Moscow and Beijing have developed closer bilateral ties as relations between Russia and the European Union worsen. Russian Prime Minister Dmitry Medvedev has said cooperation with Beijing is a top priority for Moscow.

“It is the rise of the Eurasia century,” one Asian source said. “Moscow and Beijing’s interests are converging.”

China is experiencing dramatic economic growth and has become the second largest economy in the world in the past two decades, growing faster than the combined economies of the United States and the entire European Union.

Economic experts predict China’s economy will be the largest in the world by 2018.

Putin intends to meet with Chinese President Xi Jinping in May to conclude an energy agreement and possibly work on military and other business contracts, including a major Siberian timber deal, sources say.

The deal works for Beijing, since it knows Russia needs to offset the Western sanctions and thus will give it a reasonable price.

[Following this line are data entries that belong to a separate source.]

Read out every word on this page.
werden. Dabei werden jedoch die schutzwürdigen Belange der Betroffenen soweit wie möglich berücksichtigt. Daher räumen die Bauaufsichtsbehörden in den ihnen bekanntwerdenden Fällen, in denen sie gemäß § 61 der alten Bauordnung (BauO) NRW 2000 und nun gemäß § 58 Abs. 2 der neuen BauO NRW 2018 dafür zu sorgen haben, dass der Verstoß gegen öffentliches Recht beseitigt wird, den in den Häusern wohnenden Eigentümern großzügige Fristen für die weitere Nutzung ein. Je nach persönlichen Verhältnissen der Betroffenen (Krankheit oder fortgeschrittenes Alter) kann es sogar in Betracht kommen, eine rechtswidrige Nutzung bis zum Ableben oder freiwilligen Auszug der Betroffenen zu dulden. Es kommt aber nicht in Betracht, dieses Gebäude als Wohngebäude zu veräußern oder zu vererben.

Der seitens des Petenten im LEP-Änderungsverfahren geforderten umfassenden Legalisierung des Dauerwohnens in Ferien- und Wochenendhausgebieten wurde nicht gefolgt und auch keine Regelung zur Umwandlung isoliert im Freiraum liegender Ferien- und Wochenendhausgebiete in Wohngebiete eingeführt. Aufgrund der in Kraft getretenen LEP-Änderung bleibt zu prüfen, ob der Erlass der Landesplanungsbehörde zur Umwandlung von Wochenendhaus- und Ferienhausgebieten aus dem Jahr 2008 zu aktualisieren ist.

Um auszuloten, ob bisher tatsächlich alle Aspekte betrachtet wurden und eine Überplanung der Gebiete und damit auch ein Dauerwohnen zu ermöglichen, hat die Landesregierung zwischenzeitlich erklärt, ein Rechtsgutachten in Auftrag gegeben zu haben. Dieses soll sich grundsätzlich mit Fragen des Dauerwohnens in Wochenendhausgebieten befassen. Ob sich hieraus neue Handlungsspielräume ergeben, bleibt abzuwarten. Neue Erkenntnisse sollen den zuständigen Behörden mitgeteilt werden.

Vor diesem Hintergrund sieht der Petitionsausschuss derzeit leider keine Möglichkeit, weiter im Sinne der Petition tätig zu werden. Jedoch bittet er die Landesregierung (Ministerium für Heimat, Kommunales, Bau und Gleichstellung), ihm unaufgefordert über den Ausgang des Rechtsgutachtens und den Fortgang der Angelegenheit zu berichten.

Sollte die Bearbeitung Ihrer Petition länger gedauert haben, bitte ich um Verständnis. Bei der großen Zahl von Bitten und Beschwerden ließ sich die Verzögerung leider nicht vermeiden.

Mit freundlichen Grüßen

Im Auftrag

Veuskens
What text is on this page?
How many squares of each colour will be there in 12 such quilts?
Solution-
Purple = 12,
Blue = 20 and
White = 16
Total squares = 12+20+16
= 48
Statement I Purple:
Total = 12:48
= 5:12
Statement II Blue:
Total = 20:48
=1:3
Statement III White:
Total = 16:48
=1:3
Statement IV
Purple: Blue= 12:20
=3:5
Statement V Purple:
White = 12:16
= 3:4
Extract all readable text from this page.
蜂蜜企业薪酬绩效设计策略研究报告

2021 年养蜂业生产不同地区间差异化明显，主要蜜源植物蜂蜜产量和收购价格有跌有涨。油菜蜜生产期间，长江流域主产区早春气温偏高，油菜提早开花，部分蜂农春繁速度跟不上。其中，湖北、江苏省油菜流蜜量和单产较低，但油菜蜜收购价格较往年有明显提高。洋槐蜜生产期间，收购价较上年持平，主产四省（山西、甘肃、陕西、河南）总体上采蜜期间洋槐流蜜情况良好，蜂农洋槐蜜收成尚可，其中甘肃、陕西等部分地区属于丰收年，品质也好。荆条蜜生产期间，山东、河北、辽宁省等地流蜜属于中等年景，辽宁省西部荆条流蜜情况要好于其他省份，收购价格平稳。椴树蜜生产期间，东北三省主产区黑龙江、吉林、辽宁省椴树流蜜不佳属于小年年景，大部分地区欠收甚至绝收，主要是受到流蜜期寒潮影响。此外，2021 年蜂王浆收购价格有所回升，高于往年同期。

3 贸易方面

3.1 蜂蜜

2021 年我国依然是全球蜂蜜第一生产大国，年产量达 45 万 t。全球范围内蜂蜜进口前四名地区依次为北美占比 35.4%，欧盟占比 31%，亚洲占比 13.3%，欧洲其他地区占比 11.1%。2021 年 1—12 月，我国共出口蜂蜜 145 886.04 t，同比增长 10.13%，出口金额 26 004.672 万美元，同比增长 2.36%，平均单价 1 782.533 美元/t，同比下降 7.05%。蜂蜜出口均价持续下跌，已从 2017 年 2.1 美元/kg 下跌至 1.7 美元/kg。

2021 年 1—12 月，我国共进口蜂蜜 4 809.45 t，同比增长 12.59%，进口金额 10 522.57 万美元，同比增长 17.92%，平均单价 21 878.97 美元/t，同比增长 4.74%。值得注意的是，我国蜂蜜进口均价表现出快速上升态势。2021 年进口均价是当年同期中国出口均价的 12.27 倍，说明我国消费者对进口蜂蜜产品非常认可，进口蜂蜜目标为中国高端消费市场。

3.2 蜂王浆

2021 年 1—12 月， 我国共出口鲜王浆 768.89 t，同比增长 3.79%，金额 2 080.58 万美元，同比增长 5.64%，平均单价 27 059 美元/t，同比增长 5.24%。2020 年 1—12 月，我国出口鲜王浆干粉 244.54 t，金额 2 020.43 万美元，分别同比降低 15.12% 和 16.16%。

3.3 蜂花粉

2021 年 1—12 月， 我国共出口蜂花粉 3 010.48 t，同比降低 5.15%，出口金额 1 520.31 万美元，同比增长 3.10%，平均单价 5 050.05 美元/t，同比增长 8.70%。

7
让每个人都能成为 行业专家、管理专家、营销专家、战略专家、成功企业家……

At the same time, the deal works for Beijing, which wants to wean itself from the use of coal in industrialized cities where there are serious environmental issues stemming from burning coal.

An immediate issue in the May talks will be construction of the Power of Siberia pipeline from Russia into China at a cost of $22 billion.

“The worse Russia’s relations are with the West, the closer Russia will want to be to China,” said Vasily Kashin of the think-tank Analysis of Strategies and Technologies. “If China supports you, no one can say you’re isolated.”